The trap of status — hubb al-jah, the love of having position and prestige among people — is treated by Ibn al-Qayyim as one of the most dangerous worldly traps because it is so hard to detect and so easy to justify. A person can want status entirely for self-serving reasons while telling themselves that their prominence will allow them to do more good. The love of being respected, listened to, looked up to, and deferred to is a disease of the heart that Shaytan cultivates with great skill. It is, in its structure, similar to riya but operating at the level of social position rather than individual acts. The person who loves status becomes unable to accept criticism, unwilling to take positions that will cost them approval, and gradually more interested in what others think of them than in what Allah thinks of them.
Bodily desires — the appetites for food, drink, sleep, sexual pleasure, and physical comfort — are the third category. Ibn al-Qayyim is not an ascetic in the conventional sense. He does not argue that pleasure is inherently wrong or that the body's needs should be suppressed. Allah made halal an extensive range of pleasures. The trap is in following desire beyond its halal limits, in letting appetite lead when reason and revelation should lead, and in allowing the pursuit of comfort to crowd out the disciplines that spiritual life requires. The body that is never disciplined — that always gets what it wants when it wants it — produces a soul that cannot sustain patience, cannot endure difficulty, and cannot resist the pull of desire when it conflicts with command.

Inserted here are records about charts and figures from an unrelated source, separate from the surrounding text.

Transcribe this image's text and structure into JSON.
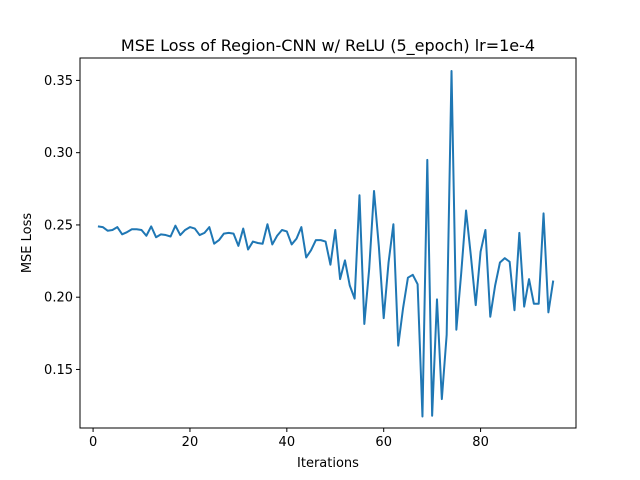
{
  "chart_data": {
    "type": "line",
    "title": "MSE Loss of Region-CNN w/ ReLU (5_epoch) lr=1e-4",
    "xlabel": "Iterations",
    "ylabel": "MSE Loss",
    "xlim": [
      -2.7,
      99.7
    ],
    "ylim": [
      0.1095,
      0.3655
    ],
    "xticks": [
      0,
      20,
      40,
      60,
      80
    ],
    "yticks": [
      0.15,
      0.2,
      0.25,
      0.3,
      0.35
    ],
    "ytick_labels": [
      "0.15",
      "0.20",
      "0.25",
      "0.30",
      "0.35"
    ],
    "grid": false,
    "line_color": "#1f77b4",
    "series": [
      {
        "x": [
          1,
          2,
          3,
          4,
          5,
          6,
          7,
          8,
          9,
          10,
          11,
          12,
          13,
          14,
          15,
          16,
          17,
          18,
          19,
          20,
          21,
          22,
          23,
          24,
          25,
          26,
          27,
          28,
          29,
          30,
          31,
          32,
          33,
          34,
          35,
          36,
          37,
          38,
          39,
          40,
          41,
          42,
          43,
          44,
          45,
          46,
          47,
          48,
          49,
          50,
          51,
          52,
          53,
          54,
          55,
          56,
          57,
          58,
          59,
          60,
          61,
          62,
          63,
          64,
          65,
          66,
          67,
          68,
          69,
          70,
          71,
          72,
          73,
          74,
          75,
          76,
          77,
          78,
          79,
          80,
          81,
          82,
          83,
          84,
          85,
          86,
          87,
          88,
          89,
          90,
          91,
          92,
          93,
          94,
          95
        ],
        "values": [
          0.249,
          0.2485,
          0.246,
          0.2465,
          0.2485,
          0.2435,
          0.245,
          0.247,
          0.247,
          0.2465,
          0.2425,
          0.249,
          0.2415,
          0.2435,
          0.243,
          0.242,
          0.2495,
          0.243,
          0.2465,
          0.2485,
          0.2475,
          0.243,
          0.2445,
          0.2485,
          0.237,
          0.2395,
          0.244,
          0.2445,
          0.244,
          0.2355,
          0.2475,
          0.233,
          0.2385,
          0.2375,
          0.237,
          0.2505,
          0.2365,
          0.2425,
          0.2465,
          0.2455,
          0.2365,
          0.2405,
          0.2485,
          0.2275,
          0.2325,
          0.2395,
          0.2395,
          0.2385,
          0.2225,
          0.2465,
          0.2125,
          0.2255,
          0.208,
          0.199,
          0.2705,
          0.1815,
          0.2195,
          0.2735,
          0.235,
          0.1855,
          0.224,
          0.2505,
          0.1665,
          0.1925,
          0.2135,
          0.2155,
          0.209,
          0.1175,
          0.295,
          0.118,
          0.1985,
          0.1295,
          0.174,
          0.3565,
          0.1775,
          0.2165,
          0.26,
          0.2285,
          0.1945,
          0.2315,
          0.2465,
          0.1865,
          0.208,
          0.224,
          0.227,
          0.2245,
          0.191,
          0.2445,
          0.1935,
          0.2125,
          0.1955,
          0.1955,
          0.258,
          0.1895,
          0.2115
        ]
      }
    ]
  }
}
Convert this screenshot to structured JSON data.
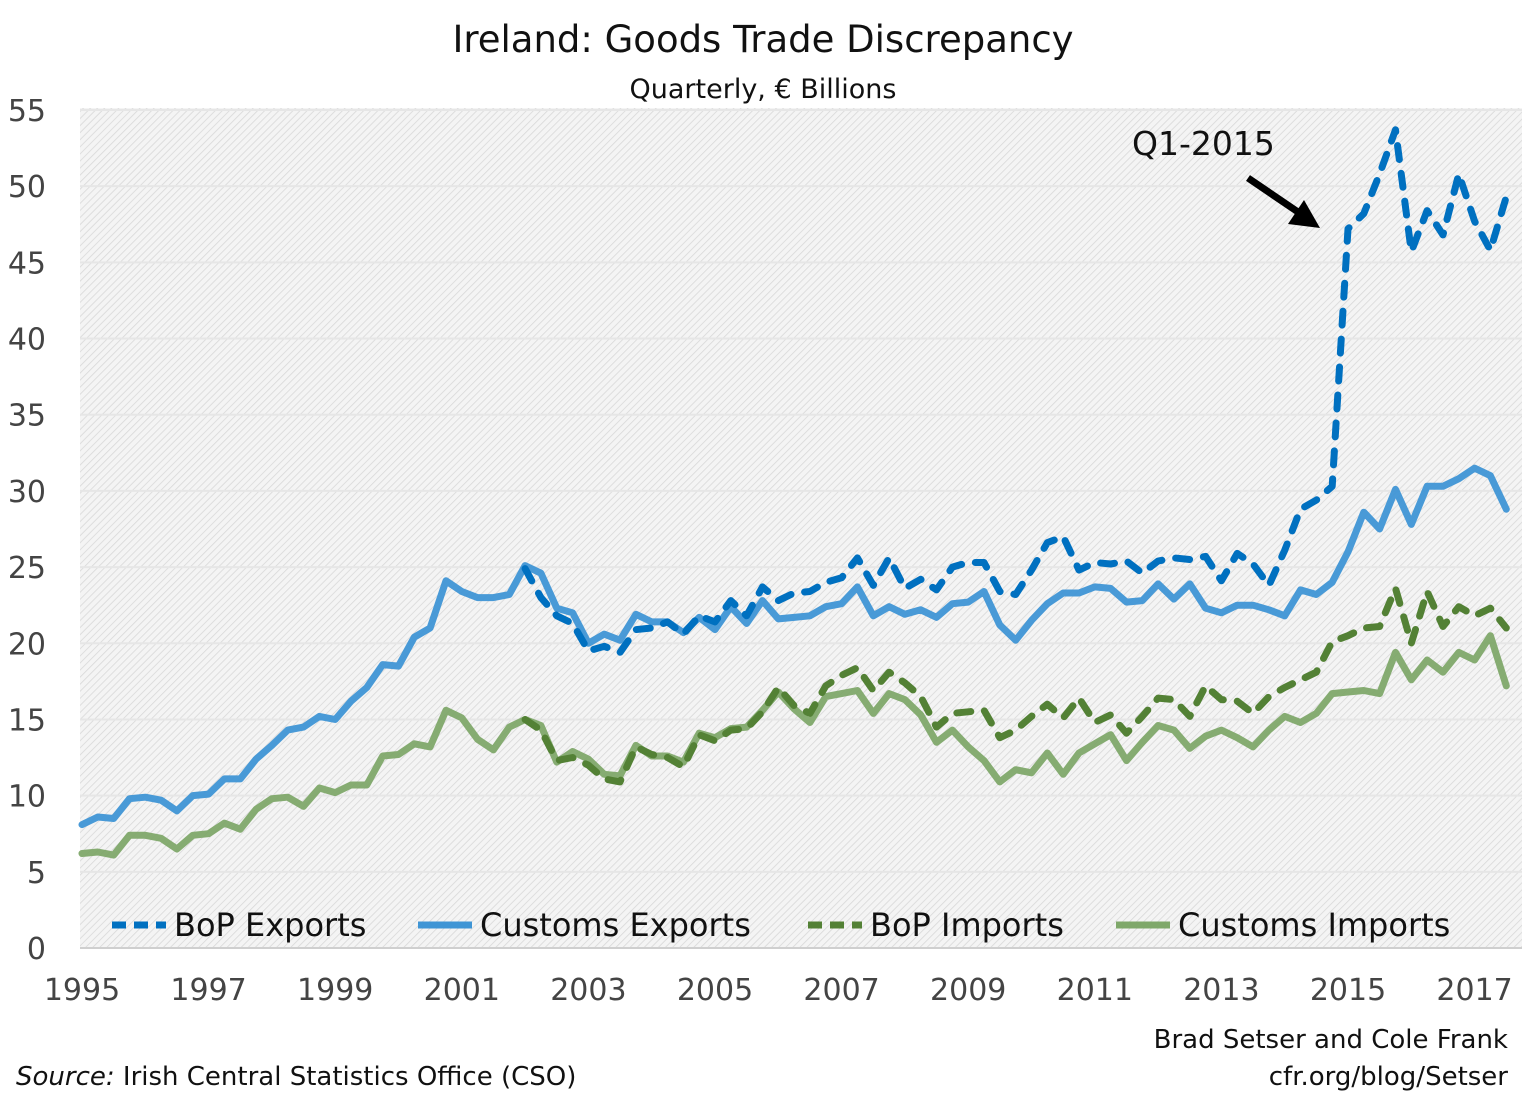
{
  "chart_data": {
    "type": "line",
    "title": "Ireland: Goods Trade Discrepancy",
    "subtitle": "Quarterly, € Billions",
    "xlabel": "",
    "ylabel": "",
    "ylim": [
      0,
      55
    ],
    "yticks": [
      0,
      5,
      10,
      15,
      20,
      25,
      30,
      35,
      40,
      45,
      50,
      55
    ],
    "xticks": [
      "1995",
      "1997",
      "1999",
      "2001",
      "2003",
      "2005",
      "2007",
      "2009",
      "2011",
      "2013",
      "2015",
      "2017"
    ],
    "x_start": "1995-Q1",
    "x_end": "2017-Q3",
    "grid": true,
    "legend_position": "bottom-inside",
    "annotation": {
      "text": "Q1-2015",
      "points_to": "2015-Q1"
    },
    "series": [
      {
        "name": "BoP Exports",
        "start": "2002-Q1",
        "color": "#0070C0",
        "style": "dashed",
        "values": [
          24.9,
          23.0,
          21.8,
          21.3,
          19.5,
          19.8,
          19.4,
          20.9,
          21.0,
          21.4,
          20.6,
          21.8,
          21.4,
          22.8,
          21.8,
          23.7,
          22.8,
          23.3,
          23.4,
          24.0,
          24.3,
          25.6,
          23.8,
          25.6,
          23.6,
          24.2,
          23.5,
          25.0,
          25.3,
          25.3,
          23.4,
          23.2,
          24.8,
          26.6,
          27.0,
          24.8,
          25.3,
          25.2,
          25.4,
          24.6,
          25.4,
          25.6,
          25.5,
          25.7,
          24.1,
          25.9,
          25.2,
          23.8,
          26.1,
          28.8,
          29.4,
          30.3,
          47.2,
          48.2,
          50.8,
          53.7,
          45.7,
          48.4,
          46.8,
          50.8,
          47.7,
          45.8,
          49.3
        ]
      },
      {
        "name": "Customs Exports",
        "start": "1995-Q1",
        "color": "#3F95D5",
        "style": "solid",
        "values": [
          8.1,
          8.6,
          8.5,
          9.8,
          9.9,
          9.7,
          9.0,
          10.0,
          10.1,
          11.1,
          11.1,
          12.4,
          13.3,
          14.3,
          14.5,
          15.2,
          15.0,
          16.2,
          17.1,
          18.6,
          18.5,
          20.4,
          21.0,
          24.1,
          23.4,
          23.0,
          23.0,
          23.2,
          25.1,
          24.6,
          22.3,
          22.0,
          20.0,
          20.6,
          20.2,
          21.9,
          21.4,
          21.4,
          20.7,
          21.7,
          20.9,
          22.4,
          21.3,
          22.8,
          21.6,
          21.7,
          21.8,
          22.4,
          22.6,
          23.7,
          21.8,
          22.4,
          21.9,
          22.2,
          21.7,
          22.6,
          22.7,
          23.4,
          21.2,
          20.2,
          21.5,
          22.6,
          23.3,
          23.3,
          23.7,
          23.6,
          22.7,
          22.8,
          23.9,
          22.9,
          23.9,
          22.3,
          22.0,
          22.5,
          22.5,
          22.2,
          21.8,
          23.5,
          23.2,
          24.0,
          26.0,
          28.6,
          27.5,
          30.1,
          27.8,
          30.3,
          30.3,
          30.8,
          31.5,
          31.0,
          28.8
        ]
      },
      {
        "name": "BoP Imports",
        "start": "2002-Q1",
        "color": "#538135",
        "style": "dashed",
        "values": [
          15.0,
          14.3,
          12.3,
          12.5,
          12.0,
          11.1,
          10.9,
          13.2,
          12.7,
          12.5,
          11.9,
          14.0,
          13.6,
          14.3,
          14.4,
          15.5,
          17.1,
          15.9,
          15.4,
          17.2,
          17.9,
          18.4,
          16.9,
          18.1,
          17.4,
          16.5,
          14.5,
          15.4,
          15.5,
          15.6,
          13.8,
          14.3,
          15.2,
          16.0,
          15.1,
          16.4,
          14.8,
          15.3,
          14.1,
          15.2,
          16.4,
          16.3,
          15.2,
          17.2,
          16.3,
          16.2,
          15.4,
          16.5,
          17.1,
          17.6,
          18.1,
          20.1,
          20.5,
          21.0,
          21.1,
          23.6,
          20.0,
          23.4,
          21.1,
          22.4,
          21.8,
          22.3,
          21.0
        ]
      },
      {
        "name": "Customs Imports",
        "start": "1995-Q1",
        "color": "#7FA86A",
        "style": "solid",
        "values": [
          6.2,
          6.3,
          6.1,
          7.4,
          7.4,
          7.2,
          6.5,
          7.4,
          7.5,
          8.2,
          7.8,
          9.1,
          9.8,
          9.9,
          9.3,
          10.5,
          10.2,
          10.7,
          10.7,
          12.6,
          12.7,
          13.4,
          13.2,
          15.6,
          15.1,
          13.7,
          13.0,
          14.5,
          15.0,
          14.6,
          12.2,
          12.9,
          12.4,
          11.4,
          11.3,
          13.3,
          12.6,
          12.6,
          12.2,
          14.1,
          13.8,
          14.4,
          14.5,
          15.6,
          16.8,
          15.7,
          14.8,
          16.5,
          16.7,
          16.9,
          15.4,
          16.7,
          16.3,
          15.3,
          13.5,
          14.3,
          13.2,
          12.3,
          10.9,
          11.7,
          11.5,
          12.8,
          11.4,
          12.8,
          13.4,
          14.0,
          12.3,
          13.5,
          14.6,
          14.3,
          13.1,
          13.9,
          14.3,
          13.8,
          13.2,
          14.3,
          15.2,
          14.8,
          15.4,
          16.7,
          16.8,
          16.9,
          16.7,
          19.4,
          17.6,
          18.9,
          18.1,
          19.4,
          18.9,
          20.5,
          17.2
        ]
      }
    ]
  },
  "credit": {
    "line1": "Brad Setser and Cole Frank",
    "line2": "cfr.org/blog/Setser"
  },
  "source": {
    "label": "Source:",
    "text": " Irish Central Statistics Office (CSO)"
  }
}
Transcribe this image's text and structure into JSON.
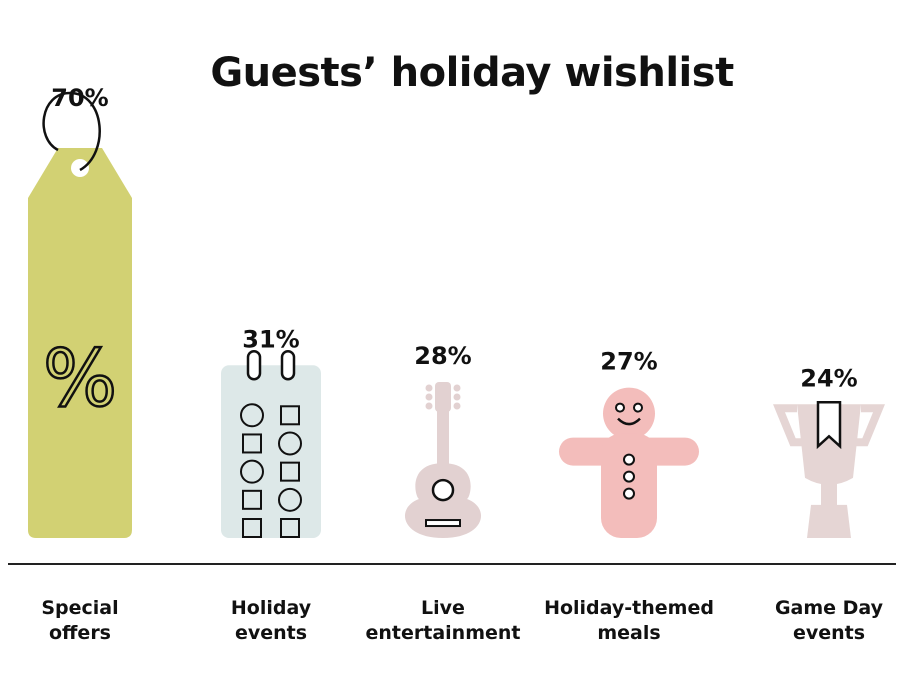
{
  "chart_data": {
    "type": "bar",
    "title": "Guests’ holiday wishlist",
    "categories": [
      [
        "Special",
        "offers"
      ],
      [
        "Holiday",
        "events"
      ],
      [
        "Live",
        "entertainment"
      ],
      [
        "Holiday-themed",
        "meals"
      ],
      [
        "Game Day",
        "events"
      ]
    ],
    "values": [
      70,
      31,
      28,
      27,
      24
    ],
    "value_labels": [
      "70%",
      "31%",
      "28%",
      "27%",
      "24%"
    ],
    "unit": "%",
    "icons": [
      "price-tag-icon",
      "calendar-checklist-icon",
      "guitar-icon",
      "gingerbread-man-icon",
      "trophy-icon"
    ],
    "colors": [
      "#d2d173",
      "#dde8e8",
      "#e2d1d1",
      "#f3bdbb",
      "#e5d5d4"
    ],
    "ylim": [
      0,
      70
    ],
    "grid": false,
    "legend": "none"
  }
}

What makes worldly traps especially effective is that they operate continuously, without the dramatic quality of obvious temptation to sin. The person who is vigilant against open sins may be entirely unguarded against the gradual accumulation of excessive attachment to wealth, the slow growth of love of status, and the steady expansion of appetite. Ibn al-Qayyim's prescription is zuhd — not the rejection of the world, but the refusal to give the world the wrong place in the heart. The world passes through the hand of the believer; it does not inhabit their heart.